Let me offer an example. Our faculty recently redesigned one of our undergraduate majors, creating a couple of new foundational courses that we hope will better prepare our majors for success in upper-level classes. Beautifully conceived, the new curriculum effectively pulls our major into the 21st century. After voting to approve the redesigned curriculum, the faculty organized into subcommittees that took up the task of framing out syllabi for each of the new courses. Despite the fact that our department now serves more majors online in 7.5-week courses than we serve face-to-face majors in 15-week courses, the committee developed a master syllabus for a 15-week course. Only after a few online faculty members raised questions did the committee sit down to develop a 7.5-week version of the course. Since faculty members had already invested so much time and effort into developing the 15-week course, the development process for the 7.5-week course was almost unavoidably a reductive rather than a creative one.  

Why did this happen? One reason is that non-online educators are disproportionately represented in faculty meeting and on faculty committees. That’s because, in many departments, contingent faculty members are central to online programming. Yet because they often work remotely, few contingent faculty members regularly attend faculty meetings, despite the fact that, in our department, full-time contingent faculty enjoy voting privileges on most matters.

Outside of faculty meetings, fewer contingent faculty members bump into their tenure-track colleagues in the breakroom, and fewer are around for spur-of-the-moment lunch dates -- meaning that casual conversations about teaching and learning tend to universalize the experiences of face-to-face teachers and learners. By virtue of their primarily face-to-face teaching load, the faculty members who established the subcommittees for our new major classes were habituated to thinking in terms of 15-week semesters and serving traditional (18- to 22-year-old, residential) students.

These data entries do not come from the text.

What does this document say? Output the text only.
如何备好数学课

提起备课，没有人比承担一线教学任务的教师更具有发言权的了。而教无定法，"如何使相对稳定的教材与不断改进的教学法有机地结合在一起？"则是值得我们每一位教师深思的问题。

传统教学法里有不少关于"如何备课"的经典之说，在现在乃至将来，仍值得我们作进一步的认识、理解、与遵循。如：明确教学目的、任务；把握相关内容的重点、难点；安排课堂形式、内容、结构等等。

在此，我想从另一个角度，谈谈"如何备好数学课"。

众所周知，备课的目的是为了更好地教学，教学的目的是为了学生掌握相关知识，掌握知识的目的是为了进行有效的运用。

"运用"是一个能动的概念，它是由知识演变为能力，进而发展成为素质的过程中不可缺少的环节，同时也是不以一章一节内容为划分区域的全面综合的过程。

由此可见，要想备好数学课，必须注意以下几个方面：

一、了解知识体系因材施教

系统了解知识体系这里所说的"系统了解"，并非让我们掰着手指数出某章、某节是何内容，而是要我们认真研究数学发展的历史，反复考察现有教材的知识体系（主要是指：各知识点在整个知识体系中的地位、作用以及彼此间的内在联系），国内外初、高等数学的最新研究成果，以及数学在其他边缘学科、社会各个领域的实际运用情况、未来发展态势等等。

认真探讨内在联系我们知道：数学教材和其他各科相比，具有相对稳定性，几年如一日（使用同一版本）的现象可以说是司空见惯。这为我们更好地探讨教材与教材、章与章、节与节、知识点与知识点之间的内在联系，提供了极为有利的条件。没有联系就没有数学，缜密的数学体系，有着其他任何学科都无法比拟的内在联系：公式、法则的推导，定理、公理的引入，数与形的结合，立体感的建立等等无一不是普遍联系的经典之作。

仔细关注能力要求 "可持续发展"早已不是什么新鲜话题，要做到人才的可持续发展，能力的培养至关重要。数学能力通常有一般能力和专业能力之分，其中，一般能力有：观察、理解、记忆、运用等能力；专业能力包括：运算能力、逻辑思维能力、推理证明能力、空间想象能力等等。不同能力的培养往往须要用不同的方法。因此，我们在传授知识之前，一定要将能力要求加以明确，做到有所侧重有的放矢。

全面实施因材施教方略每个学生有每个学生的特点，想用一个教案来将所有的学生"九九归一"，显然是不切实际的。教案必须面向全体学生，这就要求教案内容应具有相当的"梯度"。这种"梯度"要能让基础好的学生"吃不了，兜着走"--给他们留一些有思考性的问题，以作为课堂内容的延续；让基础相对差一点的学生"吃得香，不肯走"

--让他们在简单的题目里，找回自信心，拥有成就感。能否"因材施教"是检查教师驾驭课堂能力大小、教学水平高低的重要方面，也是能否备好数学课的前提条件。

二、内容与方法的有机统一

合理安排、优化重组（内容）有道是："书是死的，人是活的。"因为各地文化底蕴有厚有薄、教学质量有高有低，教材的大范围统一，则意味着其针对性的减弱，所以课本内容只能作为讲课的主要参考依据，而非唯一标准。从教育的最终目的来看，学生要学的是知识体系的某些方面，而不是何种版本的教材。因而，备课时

In short, the physical absence of contingent faculty from the halls of our department helps keep online education marginalized in our curricular and policymaking discussions. And that’s too bad because often it is our online teaching faculty who are the most pedagogically creative and most aware of the needs of non-traditional students.

Despite my contingent status, I come to campus daily because I like my work and value the formal and informal interactions I have with my faculty and staff colleagues. To be sure, technology enables me to communicate with my colleagues remotely if need be, which I do when I’m at conferences or even when I don’t want to walk down the hall to ask someone a question.

But my physical presence on campus provides me with insight into the range of issues and challenges -- many of them subtle -- that our department faces, and it means that I am available to serve when the need arises unexpectedly. I bring my identity as an online expert to the table in each and every conversation I have, whether that be in faculty meeting or when I grab coffee with a colleague in an effort to putt off grading for 15 more minutes. My voice in those conversations helps chip away at an educational hierarchy that prioritizes traditional methods and campus-based students.

There are a host of reasons why online educators -- particularly full-time contingent faculty members -- should resist the lure of full-time telecommuting. If we hope to build an educational environment that truly values online spaces and online learners -- not to mention non-tenure track faculty members -- we need to make ourselves impossible to ignore. The best way we can do that is to maintain both an intellectual and physical presence in our academic communities.